Our work centers on developing single-domain antibody fragments, known as nanobodies or VHHs, derived from alpacas. These nanobodies specifically target major histocompatibility complex class II (MHCII), allowing them to interact with all professional antigen-presenting cells (APCs). We developed a method for site-specific modification of these VHHs at their C-terminus using various chemo-enzymatic techniques, enabling the attachment of autoimmune disease-associated autoantigens and anti-inflammatory drugs, such as dexamethasone (DEX). We demonstrated that a single dose of a VHHMHCII conjugated to myelin oligodendrocyte glycoprotein (MOG) peptides and DEX (VHHMHCII-MOG-DEX) provides long-lasting protection against experimental autoimmune encephalitis (EAE), a model for multiple sclerosis (MS), and can reverse paralysis in symptomatic mice without compromising their immune defense against pathogens. This approach can be adapted for other autoimmune diseases like type I diabetes and rheumatoid arthritis by simply changing the autoantigens. This strategy is also applicable in suppressing unwanted immune response against viral gene therapy vectors. 

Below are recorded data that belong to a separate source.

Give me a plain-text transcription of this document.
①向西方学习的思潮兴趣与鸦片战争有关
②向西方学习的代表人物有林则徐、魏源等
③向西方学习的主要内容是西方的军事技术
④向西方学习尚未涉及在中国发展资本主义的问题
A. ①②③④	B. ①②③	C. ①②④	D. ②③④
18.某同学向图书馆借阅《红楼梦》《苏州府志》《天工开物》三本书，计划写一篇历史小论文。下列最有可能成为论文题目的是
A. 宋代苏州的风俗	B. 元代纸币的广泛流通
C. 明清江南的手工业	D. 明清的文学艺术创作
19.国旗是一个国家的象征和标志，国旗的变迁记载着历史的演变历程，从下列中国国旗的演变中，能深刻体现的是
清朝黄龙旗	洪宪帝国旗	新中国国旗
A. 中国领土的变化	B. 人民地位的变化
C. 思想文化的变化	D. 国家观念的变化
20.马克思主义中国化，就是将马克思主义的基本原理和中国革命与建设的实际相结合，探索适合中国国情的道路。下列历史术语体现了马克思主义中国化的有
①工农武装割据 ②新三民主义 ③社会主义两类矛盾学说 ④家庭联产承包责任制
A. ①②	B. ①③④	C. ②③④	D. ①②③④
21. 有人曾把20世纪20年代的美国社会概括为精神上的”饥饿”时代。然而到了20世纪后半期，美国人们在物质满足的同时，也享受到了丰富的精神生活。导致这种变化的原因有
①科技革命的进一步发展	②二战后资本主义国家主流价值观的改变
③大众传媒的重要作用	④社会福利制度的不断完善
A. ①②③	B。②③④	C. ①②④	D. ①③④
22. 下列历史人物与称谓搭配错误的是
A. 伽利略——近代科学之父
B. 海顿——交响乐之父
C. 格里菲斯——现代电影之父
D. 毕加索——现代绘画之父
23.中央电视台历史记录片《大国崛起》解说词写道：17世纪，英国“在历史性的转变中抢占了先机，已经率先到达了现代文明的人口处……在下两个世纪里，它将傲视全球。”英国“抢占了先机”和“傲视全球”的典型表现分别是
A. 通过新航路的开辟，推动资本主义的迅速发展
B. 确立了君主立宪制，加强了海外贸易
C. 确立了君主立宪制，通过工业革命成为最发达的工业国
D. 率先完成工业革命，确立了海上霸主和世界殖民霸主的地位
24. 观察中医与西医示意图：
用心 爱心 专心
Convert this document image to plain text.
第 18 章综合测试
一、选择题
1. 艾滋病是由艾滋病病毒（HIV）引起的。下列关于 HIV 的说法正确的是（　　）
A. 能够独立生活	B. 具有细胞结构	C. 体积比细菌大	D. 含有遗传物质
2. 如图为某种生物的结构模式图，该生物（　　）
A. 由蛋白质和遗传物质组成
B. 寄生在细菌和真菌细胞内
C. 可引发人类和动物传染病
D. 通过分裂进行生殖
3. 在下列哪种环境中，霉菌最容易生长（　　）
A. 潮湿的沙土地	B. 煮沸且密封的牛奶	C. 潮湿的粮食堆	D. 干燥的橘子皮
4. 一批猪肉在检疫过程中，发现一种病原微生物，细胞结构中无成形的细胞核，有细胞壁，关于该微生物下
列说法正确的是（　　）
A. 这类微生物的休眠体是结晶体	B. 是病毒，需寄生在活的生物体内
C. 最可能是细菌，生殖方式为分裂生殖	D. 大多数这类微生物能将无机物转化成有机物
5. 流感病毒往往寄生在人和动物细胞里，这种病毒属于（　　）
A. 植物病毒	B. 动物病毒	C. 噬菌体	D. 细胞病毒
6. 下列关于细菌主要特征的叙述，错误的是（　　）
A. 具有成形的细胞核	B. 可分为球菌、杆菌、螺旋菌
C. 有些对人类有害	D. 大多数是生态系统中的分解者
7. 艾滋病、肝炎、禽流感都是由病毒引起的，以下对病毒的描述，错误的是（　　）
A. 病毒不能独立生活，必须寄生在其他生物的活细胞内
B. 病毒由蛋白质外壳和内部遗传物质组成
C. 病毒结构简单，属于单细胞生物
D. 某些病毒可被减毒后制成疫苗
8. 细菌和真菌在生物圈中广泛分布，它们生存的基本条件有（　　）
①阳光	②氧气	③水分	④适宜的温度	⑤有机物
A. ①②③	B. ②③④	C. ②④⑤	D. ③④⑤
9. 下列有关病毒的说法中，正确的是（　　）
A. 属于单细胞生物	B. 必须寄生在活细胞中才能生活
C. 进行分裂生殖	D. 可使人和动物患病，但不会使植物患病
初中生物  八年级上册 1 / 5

To explore the mechanisms behind inducing antigen-specific tolerance, we employed comprehensive flow cytometry and transcriptomic analyses, which indicated an increase in antigen-specific regulatory T cells and evidence of bystander immune suppression mechanism. Additionally, we utilized positron emission tomography (PET)-based imaging to non-invasively monitor the biodistribution and tolerogenic activity of our engineered nanobodies in real-time. Furthermore, we developed anti-idiotypic nanobodies that recognize specific T-cell receptors (TCRs), such as 2D2 TCR, which interacts with the I-Ab MOG35-55 complex. These nanobodies were used as imaging agents in immuno-PET to detect infiltrating T cells in the spinal cord of symptomatic EAE mice, helping us trace the efficacy of our antigen-specific tolerance approach. 

In conclusion, our engineered nanobodies offer a promising and versatile tool for both the specific modulation and real-time tracking of immune responses in autoimmune diseases, providing targeted treatments and future diagnostic avenues.